The plan was simple. Take the gun from the locked drawer in his study, walk over to the pink palace to give his head a chance to clear and tell some bullshit story to the askari on the gate. Another story to get him with the lord of the manor.

‘Mister Rubai, I believe …' He would think it out on the way over.

He stood up, took a single step and fell down, taking the whisky bottle with him. He lay on the carpet laughing and crying. As he tried to get up, the room started to spin around him. Nausea attacked his gorge. He had a new, pressing problem. Would he throw up before he could escape to the downstairs bathroom?

He crawled towards the door, holding back a new burst of laughter. He pulled down a newspaper from a side table, just in case. He must not vomit onto the newly cleaned carpet. He made to the passageway and gave up. The powerful heaves from his stomach produced a weak stream of phlegm and the smell of whisky. He leaned against a doorpost waiting for possible aftershocks that never came and lamented his pathetic efforts, his general uselessness.
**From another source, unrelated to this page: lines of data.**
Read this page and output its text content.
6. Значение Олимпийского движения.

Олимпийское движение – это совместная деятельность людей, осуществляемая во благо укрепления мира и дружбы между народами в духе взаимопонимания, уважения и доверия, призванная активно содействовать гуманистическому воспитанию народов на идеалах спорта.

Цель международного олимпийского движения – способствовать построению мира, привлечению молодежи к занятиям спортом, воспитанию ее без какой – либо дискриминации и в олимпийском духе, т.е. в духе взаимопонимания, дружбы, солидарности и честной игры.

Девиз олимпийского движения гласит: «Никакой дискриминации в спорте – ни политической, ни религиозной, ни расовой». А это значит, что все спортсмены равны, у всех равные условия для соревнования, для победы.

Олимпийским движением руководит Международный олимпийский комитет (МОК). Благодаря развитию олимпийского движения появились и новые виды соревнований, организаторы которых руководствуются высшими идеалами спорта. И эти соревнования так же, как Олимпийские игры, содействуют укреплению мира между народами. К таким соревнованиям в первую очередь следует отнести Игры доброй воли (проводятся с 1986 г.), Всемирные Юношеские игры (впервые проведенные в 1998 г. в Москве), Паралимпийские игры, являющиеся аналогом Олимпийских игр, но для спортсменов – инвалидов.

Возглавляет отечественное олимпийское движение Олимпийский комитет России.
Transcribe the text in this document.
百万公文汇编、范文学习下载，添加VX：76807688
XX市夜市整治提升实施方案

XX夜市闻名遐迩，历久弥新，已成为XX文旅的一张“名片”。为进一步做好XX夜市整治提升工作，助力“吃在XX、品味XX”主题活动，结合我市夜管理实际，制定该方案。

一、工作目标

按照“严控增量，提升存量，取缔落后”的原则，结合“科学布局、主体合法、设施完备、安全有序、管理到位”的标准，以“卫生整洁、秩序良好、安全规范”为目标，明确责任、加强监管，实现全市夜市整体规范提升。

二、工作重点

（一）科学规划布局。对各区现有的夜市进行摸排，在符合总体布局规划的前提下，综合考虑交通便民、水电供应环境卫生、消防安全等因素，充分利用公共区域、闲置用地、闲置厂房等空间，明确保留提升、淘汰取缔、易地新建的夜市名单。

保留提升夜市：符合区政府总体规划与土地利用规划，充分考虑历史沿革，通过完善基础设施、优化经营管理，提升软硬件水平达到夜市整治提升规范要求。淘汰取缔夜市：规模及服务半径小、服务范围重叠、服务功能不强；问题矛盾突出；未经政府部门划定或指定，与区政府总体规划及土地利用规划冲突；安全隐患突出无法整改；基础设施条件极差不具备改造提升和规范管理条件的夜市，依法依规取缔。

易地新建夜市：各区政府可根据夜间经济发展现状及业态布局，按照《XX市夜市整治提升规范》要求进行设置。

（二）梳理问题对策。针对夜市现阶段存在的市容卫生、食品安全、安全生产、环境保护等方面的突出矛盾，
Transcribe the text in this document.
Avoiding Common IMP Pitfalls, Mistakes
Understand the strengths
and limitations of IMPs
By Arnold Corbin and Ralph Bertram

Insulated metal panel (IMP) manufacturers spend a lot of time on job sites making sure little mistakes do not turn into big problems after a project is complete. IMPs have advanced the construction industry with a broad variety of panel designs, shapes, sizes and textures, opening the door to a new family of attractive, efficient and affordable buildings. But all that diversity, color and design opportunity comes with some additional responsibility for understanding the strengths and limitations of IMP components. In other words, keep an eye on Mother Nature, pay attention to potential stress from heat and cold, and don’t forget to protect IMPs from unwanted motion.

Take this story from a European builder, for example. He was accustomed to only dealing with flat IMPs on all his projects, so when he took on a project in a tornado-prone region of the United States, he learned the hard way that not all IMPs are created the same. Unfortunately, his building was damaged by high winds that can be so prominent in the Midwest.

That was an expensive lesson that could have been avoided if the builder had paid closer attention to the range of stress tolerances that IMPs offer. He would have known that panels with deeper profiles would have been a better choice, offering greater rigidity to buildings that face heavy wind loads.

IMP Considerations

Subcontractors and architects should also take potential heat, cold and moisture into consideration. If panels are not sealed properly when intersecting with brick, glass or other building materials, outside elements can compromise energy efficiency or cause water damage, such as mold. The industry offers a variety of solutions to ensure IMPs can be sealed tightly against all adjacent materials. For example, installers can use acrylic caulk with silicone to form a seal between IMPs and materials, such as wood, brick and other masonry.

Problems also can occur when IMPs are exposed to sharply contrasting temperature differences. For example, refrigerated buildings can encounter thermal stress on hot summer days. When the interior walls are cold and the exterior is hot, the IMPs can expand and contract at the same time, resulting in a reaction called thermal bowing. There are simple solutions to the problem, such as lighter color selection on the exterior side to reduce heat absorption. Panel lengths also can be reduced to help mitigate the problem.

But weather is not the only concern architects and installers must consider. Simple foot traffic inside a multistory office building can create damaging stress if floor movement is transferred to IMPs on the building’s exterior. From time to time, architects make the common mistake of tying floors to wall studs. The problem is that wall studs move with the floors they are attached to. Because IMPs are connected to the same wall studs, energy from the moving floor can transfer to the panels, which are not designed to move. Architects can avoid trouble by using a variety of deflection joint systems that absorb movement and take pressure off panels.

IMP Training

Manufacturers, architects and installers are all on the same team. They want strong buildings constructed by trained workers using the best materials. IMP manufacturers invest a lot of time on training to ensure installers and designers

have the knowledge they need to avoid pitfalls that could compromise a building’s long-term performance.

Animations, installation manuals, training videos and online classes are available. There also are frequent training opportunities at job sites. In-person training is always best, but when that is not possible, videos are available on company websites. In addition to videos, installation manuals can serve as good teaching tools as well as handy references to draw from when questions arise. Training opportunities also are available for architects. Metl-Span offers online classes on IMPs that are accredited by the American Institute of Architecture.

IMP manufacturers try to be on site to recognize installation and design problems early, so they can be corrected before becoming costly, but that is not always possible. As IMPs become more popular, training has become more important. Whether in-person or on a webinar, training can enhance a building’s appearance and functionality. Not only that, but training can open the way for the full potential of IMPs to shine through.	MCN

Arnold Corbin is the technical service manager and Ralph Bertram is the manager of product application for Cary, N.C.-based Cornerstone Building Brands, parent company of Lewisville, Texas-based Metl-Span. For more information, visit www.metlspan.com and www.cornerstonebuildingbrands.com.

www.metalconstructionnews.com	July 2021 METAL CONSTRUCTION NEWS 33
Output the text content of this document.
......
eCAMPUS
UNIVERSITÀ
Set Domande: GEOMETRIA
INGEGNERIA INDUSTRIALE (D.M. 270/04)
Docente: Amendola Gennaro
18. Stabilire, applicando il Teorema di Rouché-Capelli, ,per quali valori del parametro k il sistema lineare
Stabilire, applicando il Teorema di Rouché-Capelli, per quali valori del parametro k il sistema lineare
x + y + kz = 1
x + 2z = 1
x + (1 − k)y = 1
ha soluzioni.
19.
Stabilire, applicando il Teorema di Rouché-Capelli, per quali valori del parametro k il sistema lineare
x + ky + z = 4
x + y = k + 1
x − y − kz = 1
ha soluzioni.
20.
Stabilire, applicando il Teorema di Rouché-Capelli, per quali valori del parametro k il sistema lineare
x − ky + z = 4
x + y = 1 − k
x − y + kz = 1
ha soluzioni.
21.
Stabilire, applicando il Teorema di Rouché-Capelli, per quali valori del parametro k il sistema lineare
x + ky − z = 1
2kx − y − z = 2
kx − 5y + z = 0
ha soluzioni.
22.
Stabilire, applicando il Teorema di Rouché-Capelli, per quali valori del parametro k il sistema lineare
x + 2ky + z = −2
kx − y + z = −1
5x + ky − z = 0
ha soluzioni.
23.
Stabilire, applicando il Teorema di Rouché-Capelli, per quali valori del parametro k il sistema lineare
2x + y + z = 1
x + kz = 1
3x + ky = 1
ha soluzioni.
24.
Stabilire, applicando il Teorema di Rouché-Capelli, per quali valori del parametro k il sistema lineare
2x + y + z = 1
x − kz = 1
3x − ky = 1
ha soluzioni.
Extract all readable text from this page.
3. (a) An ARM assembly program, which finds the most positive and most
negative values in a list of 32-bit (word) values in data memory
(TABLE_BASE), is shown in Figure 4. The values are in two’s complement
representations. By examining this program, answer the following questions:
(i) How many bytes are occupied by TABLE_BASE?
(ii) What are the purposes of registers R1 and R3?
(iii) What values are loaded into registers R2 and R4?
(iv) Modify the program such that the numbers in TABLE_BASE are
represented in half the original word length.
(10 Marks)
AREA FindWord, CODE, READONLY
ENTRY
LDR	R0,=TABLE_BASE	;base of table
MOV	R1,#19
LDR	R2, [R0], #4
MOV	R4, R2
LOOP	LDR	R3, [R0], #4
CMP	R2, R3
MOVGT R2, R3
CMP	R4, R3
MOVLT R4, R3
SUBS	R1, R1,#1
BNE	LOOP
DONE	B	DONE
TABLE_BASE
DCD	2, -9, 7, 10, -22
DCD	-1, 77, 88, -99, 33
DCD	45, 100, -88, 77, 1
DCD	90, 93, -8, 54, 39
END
The phone rang and he scooted into the hall like an injured warthog.

‘David … David, are you all right?'

‘Of course, Dot. Just sitting here … meditating.'

Fortunately, Dorothy was more into passing on information rather than seeking it.

‘Llewellyn is going to be okay. Thank God the blow missed his skull. No damage to the vertebrae, but the bruising, the worst I've ever seen. Eryl's having a plaster put on right now. As you said, no break. David, we've been blessed. Just one more thing. I phoned Maura. She's on her way. She'd never have forgiven me if I hadn't let her know.'

‘I've phoned Sonya. She'll be here in the morning with the boys.'

‘How did she take it?'

He sighed wearily. ‘I don't know. She didn't show much. I'll be glad to have her home.'

* * *

That night, supper for eight around the dining table at Cartref began with a silent prayer. Dorothy had asked the girls to bring out candles for the occasion. A visitor joining them late would have been struck by a theatrical quality in the scene. At first, conversation was minimal and subdued and the focus was on eating. The food was something to occupy the mind. For a time there was little sense of sharing fellowship. Each of them was taken up with their own drama.